Pour la protection animale et en particulier pour le mouvement des droits des animaux, cette étape marque un changement de paradigme. Elle déplace le débat de la morale individuelle vers la responsabilité structurelle. Ce ne sont pas les consommatrices et consommateurs individuels qui sont au centre, mais la question de savoir quelles formes économiques doivent être activement soutenues ou du moins rendues visibles par l'État et les communes. Cette perspective est également pertinente pour la protection de la faune sauvage, comme elle est thématisée sur wildbeimwild.com dans le contexte de la chasse de loisir, de la perte d'habitat et du pilotage politique, notamment dans le domaine Protection de la faune sauvage Suisse.

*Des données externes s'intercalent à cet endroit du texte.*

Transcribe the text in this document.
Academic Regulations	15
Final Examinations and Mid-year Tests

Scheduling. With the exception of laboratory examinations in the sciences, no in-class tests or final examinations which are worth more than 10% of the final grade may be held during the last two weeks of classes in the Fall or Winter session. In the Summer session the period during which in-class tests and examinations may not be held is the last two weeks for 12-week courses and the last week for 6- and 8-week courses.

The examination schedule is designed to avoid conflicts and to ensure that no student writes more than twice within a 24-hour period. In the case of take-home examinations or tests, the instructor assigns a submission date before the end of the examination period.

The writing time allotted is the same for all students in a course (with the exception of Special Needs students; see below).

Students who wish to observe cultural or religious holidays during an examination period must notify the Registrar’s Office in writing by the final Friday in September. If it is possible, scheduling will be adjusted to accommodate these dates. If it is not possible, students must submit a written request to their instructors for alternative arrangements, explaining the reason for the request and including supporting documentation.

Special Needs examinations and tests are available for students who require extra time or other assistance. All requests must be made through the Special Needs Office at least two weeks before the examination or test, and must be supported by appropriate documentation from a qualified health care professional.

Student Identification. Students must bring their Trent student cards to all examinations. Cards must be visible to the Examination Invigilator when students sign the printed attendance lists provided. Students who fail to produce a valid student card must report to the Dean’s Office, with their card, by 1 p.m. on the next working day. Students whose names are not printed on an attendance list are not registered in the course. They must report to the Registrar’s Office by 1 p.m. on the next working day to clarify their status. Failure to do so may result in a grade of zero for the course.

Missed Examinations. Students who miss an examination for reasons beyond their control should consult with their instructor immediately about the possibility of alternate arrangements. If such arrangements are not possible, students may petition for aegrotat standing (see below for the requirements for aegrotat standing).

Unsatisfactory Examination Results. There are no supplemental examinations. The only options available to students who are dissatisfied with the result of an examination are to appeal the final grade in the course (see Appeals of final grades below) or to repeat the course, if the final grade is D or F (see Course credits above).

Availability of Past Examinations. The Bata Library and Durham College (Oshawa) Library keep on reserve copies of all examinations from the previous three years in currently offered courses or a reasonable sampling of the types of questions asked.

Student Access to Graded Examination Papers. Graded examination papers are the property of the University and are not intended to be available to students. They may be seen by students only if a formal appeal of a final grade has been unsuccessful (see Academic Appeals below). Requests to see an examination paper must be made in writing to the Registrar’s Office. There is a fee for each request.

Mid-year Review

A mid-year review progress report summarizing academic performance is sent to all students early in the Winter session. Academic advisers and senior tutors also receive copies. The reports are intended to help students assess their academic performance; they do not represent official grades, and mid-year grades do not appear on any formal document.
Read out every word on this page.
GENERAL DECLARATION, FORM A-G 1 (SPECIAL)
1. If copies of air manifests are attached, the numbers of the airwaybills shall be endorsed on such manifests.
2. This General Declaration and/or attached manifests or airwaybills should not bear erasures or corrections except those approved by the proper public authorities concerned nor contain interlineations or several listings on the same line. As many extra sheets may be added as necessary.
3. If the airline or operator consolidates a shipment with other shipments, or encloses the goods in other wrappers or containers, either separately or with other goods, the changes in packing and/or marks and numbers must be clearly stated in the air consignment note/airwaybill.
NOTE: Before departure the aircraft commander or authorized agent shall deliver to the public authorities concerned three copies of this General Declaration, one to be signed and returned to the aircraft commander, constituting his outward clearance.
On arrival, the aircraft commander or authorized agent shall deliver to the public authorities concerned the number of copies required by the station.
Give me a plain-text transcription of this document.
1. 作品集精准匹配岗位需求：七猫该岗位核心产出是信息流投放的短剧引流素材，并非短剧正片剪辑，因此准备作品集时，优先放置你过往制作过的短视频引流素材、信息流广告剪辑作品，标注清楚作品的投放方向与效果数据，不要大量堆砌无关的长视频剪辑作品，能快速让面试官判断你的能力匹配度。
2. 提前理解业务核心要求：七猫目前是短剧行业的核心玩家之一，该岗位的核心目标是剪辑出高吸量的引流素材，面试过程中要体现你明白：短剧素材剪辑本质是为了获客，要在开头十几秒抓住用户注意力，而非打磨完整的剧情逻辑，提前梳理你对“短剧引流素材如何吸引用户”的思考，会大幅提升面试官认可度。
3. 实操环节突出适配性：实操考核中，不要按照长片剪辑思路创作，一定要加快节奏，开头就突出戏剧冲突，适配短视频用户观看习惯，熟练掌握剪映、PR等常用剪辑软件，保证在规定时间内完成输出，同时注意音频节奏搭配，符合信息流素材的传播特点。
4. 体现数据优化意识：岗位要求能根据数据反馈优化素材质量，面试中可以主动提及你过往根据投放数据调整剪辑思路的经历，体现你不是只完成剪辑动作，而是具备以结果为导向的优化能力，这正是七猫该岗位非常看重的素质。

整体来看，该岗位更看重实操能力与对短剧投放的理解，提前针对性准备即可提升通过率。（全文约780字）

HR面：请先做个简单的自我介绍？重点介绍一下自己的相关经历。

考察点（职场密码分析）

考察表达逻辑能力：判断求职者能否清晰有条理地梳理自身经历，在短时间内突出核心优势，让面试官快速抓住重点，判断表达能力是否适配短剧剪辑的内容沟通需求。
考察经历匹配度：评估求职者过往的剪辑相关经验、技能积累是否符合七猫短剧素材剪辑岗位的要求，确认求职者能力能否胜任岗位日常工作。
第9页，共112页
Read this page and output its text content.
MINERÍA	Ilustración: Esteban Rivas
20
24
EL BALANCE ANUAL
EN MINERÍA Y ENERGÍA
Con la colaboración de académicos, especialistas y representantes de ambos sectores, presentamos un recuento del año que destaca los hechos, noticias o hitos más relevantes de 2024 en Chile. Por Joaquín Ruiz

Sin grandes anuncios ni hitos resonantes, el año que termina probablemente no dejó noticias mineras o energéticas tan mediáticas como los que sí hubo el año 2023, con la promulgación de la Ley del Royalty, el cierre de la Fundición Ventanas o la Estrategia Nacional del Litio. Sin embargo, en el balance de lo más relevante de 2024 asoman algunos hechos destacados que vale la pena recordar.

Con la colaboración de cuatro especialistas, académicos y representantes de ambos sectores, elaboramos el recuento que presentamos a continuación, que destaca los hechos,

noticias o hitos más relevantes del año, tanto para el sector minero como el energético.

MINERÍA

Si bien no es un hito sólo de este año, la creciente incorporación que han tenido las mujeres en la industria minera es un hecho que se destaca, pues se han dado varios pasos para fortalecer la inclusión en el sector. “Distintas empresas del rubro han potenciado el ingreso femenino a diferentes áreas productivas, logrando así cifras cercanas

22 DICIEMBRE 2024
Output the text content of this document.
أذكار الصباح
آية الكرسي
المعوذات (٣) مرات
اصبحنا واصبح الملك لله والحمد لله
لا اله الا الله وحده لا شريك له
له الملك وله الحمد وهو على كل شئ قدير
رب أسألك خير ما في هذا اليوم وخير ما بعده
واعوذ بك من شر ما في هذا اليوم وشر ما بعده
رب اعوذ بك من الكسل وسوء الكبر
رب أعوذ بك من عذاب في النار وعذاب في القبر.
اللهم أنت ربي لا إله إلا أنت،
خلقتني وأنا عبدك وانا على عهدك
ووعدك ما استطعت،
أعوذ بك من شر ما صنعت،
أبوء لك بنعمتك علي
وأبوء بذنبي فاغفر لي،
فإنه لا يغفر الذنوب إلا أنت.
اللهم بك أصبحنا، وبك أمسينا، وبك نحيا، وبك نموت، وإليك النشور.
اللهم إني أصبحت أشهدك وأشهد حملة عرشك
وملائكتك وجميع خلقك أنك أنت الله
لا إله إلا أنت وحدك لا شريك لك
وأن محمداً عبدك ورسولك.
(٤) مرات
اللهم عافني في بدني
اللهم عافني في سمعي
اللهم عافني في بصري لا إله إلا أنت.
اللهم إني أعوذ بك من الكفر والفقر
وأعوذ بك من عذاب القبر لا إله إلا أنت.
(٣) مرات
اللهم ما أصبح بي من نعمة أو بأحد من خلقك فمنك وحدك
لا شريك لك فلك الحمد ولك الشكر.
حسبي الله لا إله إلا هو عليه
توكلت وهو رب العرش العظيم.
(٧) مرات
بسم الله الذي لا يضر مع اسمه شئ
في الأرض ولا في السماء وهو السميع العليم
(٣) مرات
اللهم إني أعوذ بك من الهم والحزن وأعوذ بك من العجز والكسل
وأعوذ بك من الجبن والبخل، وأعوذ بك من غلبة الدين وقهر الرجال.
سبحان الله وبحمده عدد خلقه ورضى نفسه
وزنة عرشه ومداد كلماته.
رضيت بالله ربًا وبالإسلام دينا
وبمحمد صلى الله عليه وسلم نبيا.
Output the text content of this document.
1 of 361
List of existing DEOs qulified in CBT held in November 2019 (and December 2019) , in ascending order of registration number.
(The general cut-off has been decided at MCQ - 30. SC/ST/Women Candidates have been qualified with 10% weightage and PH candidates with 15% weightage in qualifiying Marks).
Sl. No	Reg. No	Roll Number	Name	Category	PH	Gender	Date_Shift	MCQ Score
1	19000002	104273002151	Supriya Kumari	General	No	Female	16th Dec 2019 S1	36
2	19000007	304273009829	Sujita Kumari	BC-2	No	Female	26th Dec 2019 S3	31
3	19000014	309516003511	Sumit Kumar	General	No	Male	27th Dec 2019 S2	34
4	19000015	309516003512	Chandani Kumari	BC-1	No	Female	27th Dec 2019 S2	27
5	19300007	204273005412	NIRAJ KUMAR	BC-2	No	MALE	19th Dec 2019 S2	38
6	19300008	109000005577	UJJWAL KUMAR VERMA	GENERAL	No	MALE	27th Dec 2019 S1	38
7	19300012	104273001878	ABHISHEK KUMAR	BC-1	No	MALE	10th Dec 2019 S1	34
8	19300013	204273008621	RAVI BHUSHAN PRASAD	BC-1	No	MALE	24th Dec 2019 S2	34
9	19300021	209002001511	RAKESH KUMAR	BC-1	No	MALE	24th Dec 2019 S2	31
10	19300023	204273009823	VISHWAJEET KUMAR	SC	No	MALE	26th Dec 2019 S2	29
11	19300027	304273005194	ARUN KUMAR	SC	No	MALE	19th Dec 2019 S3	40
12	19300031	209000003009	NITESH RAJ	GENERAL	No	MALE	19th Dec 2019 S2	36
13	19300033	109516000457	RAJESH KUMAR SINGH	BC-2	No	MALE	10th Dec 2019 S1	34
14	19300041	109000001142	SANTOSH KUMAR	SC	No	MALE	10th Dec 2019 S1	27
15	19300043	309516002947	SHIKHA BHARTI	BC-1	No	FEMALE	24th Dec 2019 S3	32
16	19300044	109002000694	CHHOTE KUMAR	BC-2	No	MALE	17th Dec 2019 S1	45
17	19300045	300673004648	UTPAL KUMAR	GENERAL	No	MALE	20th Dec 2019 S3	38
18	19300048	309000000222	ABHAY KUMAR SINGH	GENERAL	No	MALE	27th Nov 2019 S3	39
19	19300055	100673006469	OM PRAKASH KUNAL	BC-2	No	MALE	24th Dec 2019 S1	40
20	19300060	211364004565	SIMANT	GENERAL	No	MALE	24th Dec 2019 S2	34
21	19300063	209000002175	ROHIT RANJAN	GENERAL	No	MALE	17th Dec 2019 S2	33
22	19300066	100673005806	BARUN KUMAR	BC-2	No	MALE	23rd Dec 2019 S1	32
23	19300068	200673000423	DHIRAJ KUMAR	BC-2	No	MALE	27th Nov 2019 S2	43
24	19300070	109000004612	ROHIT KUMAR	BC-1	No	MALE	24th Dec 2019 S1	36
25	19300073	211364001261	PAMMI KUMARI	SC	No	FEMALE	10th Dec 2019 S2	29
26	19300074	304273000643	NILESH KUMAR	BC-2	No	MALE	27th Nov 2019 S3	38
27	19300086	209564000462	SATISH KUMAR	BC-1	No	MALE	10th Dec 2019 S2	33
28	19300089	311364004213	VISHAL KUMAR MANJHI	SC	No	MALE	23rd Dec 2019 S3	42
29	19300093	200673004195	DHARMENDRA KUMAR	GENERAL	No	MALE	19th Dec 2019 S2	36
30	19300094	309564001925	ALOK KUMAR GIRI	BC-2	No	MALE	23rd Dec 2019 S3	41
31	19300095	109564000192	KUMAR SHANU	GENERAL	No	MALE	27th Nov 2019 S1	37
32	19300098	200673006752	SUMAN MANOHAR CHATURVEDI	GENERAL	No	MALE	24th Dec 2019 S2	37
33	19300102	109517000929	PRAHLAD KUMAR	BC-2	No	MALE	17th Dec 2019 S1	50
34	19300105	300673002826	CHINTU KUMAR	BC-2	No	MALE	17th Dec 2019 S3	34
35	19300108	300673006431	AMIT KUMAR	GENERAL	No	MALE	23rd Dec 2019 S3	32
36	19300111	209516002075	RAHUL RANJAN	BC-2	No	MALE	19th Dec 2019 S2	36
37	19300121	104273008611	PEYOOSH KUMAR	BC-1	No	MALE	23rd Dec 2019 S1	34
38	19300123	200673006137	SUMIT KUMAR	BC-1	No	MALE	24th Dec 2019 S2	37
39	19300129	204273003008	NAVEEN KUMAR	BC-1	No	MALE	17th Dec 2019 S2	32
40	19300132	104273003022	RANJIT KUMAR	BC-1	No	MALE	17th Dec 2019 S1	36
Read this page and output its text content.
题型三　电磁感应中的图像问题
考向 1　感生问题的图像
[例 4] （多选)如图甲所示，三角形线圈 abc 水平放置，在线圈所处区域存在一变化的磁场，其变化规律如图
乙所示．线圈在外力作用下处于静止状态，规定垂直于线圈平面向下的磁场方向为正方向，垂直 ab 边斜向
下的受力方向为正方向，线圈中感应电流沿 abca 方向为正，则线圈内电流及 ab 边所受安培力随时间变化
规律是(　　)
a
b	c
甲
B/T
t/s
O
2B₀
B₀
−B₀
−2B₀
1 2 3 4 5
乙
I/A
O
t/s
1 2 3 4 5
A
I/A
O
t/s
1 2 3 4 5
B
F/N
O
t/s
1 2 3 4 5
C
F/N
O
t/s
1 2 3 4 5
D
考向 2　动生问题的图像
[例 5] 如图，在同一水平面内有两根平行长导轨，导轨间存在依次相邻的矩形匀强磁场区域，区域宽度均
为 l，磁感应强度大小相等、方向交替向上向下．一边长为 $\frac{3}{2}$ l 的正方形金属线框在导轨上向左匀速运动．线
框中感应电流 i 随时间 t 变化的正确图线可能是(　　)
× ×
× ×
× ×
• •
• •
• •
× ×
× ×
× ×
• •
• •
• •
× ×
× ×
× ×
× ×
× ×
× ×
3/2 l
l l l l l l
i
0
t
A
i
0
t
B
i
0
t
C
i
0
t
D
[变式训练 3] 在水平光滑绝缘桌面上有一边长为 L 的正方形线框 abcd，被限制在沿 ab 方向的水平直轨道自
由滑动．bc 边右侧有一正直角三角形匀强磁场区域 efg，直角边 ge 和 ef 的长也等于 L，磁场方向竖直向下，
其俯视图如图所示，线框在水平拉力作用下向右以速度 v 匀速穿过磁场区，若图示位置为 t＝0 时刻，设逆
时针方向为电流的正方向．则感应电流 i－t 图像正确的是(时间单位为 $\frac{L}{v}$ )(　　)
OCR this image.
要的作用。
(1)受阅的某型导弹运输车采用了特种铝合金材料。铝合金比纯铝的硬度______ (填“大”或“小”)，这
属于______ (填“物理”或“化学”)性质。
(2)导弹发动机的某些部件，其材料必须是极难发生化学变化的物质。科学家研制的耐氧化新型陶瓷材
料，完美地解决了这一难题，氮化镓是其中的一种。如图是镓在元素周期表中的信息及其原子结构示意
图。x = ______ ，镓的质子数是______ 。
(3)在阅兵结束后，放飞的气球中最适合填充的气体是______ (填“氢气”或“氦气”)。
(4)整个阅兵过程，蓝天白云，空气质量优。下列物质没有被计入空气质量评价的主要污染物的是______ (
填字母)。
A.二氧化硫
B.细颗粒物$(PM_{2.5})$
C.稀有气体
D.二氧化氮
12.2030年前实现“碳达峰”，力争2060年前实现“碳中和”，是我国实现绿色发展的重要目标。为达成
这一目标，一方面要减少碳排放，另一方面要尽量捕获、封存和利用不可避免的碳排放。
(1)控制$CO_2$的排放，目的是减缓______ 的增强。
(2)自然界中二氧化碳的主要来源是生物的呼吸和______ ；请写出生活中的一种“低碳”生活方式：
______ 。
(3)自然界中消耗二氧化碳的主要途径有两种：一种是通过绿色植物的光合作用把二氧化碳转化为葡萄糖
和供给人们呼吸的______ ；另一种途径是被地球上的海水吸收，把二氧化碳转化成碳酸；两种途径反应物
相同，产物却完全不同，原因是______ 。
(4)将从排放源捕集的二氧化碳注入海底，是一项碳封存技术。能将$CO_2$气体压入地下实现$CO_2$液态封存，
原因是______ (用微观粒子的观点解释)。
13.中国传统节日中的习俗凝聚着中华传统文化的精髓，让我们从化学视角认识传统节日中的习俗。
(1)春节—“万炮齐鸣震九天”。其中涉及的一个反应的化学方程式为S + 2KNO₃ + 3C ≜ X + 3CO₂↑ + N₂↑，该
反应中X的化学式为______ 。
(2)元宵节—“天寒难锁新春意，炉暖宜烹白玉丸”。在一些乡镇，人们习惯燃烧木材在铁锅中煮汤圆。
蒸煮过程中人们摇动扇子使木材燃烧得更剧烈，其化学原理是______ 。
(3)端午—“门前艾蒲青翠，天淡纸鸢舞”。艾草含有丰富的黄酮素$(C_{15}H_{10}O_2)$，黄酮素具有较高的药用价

À long terme, l'interdiction de la publicité pour la viande pourrait avoir un effet similaire à l'interdiction de la publicité pour le tabac : non pas comme un arrêt immédiat de la consommation, mais comme un glissement progressif des normes sociétales. Ce qui n'est plus promu perd son évidence culturelle. Pour les animaux, cela ne signifie pas une libération immédiate, mais un changement important dans le discours. L'exploitation animale est de moins en moins perçue comme un acte de consommation neutre, mais de plus en plus comme une pratique éthiquement et écologiquement problématique.

Amsterdam envoie ainsi un signal au-delà de ses frontières. La question n'est plus de savoir si la publicité pour la viande peut être restreinte, mais quand et où cela sera accepté comme un instrument politique légitime. Pour l'Europe, pour la Suisse et pour les débats que wildbeimwild.com mène depuis des années, c'est un point de référence hautement pertinent.